Oggi la Colonia è una curiosa località turistica, dove si parla l’alemàn colonero, si mangiano salsicce e si beve birra, e gli alberghi si chiamano Edelweiss, Bergland, Drei Tannen, Kaisersthul e così via. Si dice anche che dopo la guerra vi si sia confusa una nuova ondata di immigrazione tedesca in fuga dalle rovine del Terzo Reich.

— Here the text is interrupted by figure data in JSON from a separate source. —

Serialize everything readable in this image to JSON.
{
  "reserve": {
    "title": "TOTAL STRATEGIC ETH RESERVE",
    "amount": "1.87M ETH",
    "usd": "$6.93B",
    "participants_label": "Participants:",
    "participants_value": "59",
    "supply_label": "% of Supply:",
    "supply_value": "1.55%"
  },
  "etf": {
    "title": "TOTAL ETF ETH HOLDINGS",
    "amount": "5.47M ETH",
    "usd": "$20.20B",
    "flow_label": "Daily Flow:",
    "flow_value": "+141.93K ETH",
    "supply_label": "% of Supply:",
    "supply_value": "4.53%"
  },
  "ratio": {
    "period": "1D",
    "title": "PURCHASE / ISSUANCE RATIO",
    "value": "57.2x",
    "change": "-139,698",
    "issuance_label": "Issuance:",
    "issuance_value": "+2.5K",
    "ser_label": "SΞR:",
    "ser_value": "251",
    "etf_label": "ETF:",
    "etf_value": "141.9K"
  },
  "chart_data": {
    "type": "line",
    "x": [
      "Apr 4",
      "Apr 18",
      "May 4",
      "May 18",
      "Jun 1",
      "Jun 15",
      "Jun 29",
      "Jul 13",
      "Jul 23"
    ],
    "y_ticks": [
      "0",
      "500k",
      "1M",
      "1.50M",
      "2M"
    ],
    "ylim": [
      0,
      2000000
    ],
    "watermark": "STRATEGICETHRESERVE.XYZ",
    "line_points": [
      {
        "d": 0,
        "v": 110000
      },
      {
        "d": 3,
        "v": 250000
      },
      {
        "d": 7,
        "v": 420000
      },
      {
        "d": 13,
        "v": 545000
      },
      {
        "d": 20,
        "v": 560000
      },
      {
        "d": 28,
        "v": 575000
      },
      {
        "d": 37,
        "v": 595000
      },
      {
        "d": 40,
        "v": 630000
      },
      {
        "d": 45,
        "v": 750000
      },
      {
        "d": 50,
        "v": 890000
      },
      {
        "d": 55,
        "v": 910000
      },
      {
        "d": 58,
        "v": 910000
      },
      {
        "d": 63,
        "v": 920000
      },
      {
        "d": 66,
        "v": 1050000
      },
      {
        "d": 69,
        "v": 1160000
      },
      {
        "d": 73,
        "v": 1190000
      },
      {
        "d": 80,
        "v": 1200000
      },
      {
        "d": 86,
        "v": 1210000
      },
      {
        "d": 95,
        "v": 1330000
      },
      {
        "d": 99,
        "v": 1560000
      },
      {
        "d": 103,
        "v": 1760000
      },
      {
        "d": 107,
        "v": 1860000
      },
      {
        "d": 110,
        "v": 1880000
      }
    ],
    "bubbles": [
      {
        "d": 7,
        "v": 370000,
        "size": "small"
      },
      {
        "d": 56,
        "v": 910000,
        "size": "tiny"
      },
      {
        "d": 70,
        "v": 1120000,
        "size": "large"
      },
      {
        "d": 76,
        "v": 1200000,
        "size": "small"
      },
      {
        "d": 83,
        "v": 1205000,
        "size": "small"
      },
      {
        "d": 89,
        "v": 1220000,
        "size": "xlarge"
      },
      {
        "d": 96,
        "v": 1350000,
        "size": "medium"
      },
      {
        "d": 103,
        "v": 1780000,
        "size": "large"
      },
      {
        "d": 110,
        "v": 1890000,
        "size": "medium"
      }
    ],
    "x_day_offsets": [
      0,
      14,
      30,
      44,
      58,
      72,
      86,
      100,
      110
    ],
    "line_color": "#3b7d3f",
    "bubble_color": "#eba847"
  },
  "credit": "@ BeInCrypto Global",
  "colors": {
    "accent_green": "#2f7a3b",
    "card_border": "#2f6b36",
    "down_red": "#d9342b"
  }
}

Un po’ per curiosità, un po’ per incredulità ho cercato in seguito di approfondire e mi sono convinto che il capitano Tovar mi aveva raccontato una versione romanzata, e perciò molto più fiabesca e avvincente della vera e comunque straordinaria storia della Colonia Tovar.

Gauss

6 commenti:

Solimano ha detto...

Gauss, sono bloccato in casa dalla neve. Epperò nel pomeriggio, alle ore 14.30, mi troverò con l'Architetto Alberto Colombo al Re di Sass per intraprendere una spedizione molto più rischiosa di quella da te raccontata e che commenterò successivamente.
Alberto ed io (si spera ben calzati) camminerem piedòn piedoni nel Parco di Monza innevato di fresco. Se torneremo incolumi racconteremo, altrimenti una prece.

saluti Gauss
Solimano

Gauss ha detto...

Mi aggregherei volentieri, ma alle 15.30 ho un urgente (e spiacevole) incontro con il dentista. Immagino che sarete equipaggiati di macchine fotografica e di ogni altro mezzo di registrazione. Attenti a non "colorire" troppo il vostro reportage, i racconti romanzati mi affascinano, ma poi li sottopongo a controllo. Come da bambino con le storie di Gesù Bambino e della Befana, morivo dalla voglia di crederci, ma non riuscivo a dormire per scoprire se erano vere.

Gauss

Solimano ha detto...

Tutto bene, Gauss, siamo tornati incolumi, malgrado gli attacchi dei lupi affamati. Dovevi vedere come correvano nel pratone che una volta era l'ippodromo!
A parte le fole, non ho visto le solite lepri: che siano sparite tutte?
Una gran bella neve (40 cm), con gli alberi ancora tutti ricoperti. Speriamo che non geli stanotte, sennò per quindici giorni ci sarà da stare mooolto attenti per strada, ancor più a piedi che in macchina.
Poca gente, tutta gentile, come accade quando si è in pochi ad aver scelto una cosa bella non per tirarsela, ma per piacere personale. Dovevi vedere la cortesia a lasciarsi il passo a vicenda nei sentierucci tracciati da chi c'era passato prima.
Di fronte al Re di Sass, Alberto mi ha passato venti chili di roba da portare. Lo sapevo prima, quindi mi ero attrezzato con lo zaino. Calzati benissimo, lui con pedule alte di gamba, io con gli scarponi da escursione.
Alberto ha scattato un po' di fotografie, spero che me le spedisca o che le metta lui in codesto loco. Abbiamo parlato anche delle future conferenze di Novaluna: buone notizie che ti racconterò. E con te, il dentista ha infierito?

saluti
Solimano

Anonimo ha detto...

le fotografie sono in arrivo.
te le mando appena il telefonino
avrà finito di ingozzarsi di elettroni

mazapegul ha detto...

Tovar come una Macondo germanica? Troppo bello per essere vero! (Il tuo ufficiale poteva aver letto Garcia Marquez?)
M'han detto di un villaggio messicano i cui abitanti hanno i capelli rossicci e parlano veneto. Non ricordo chi me lo dicesse, se veneto o messicano.
Grazie per lo spunto,
Maz

Silvia ha detto...

Bè è un po' come sentirsi a casa anche nell'altra parte del mondo. Bere birra e mangiare crauti in pieno Venezuela non dev'essere male.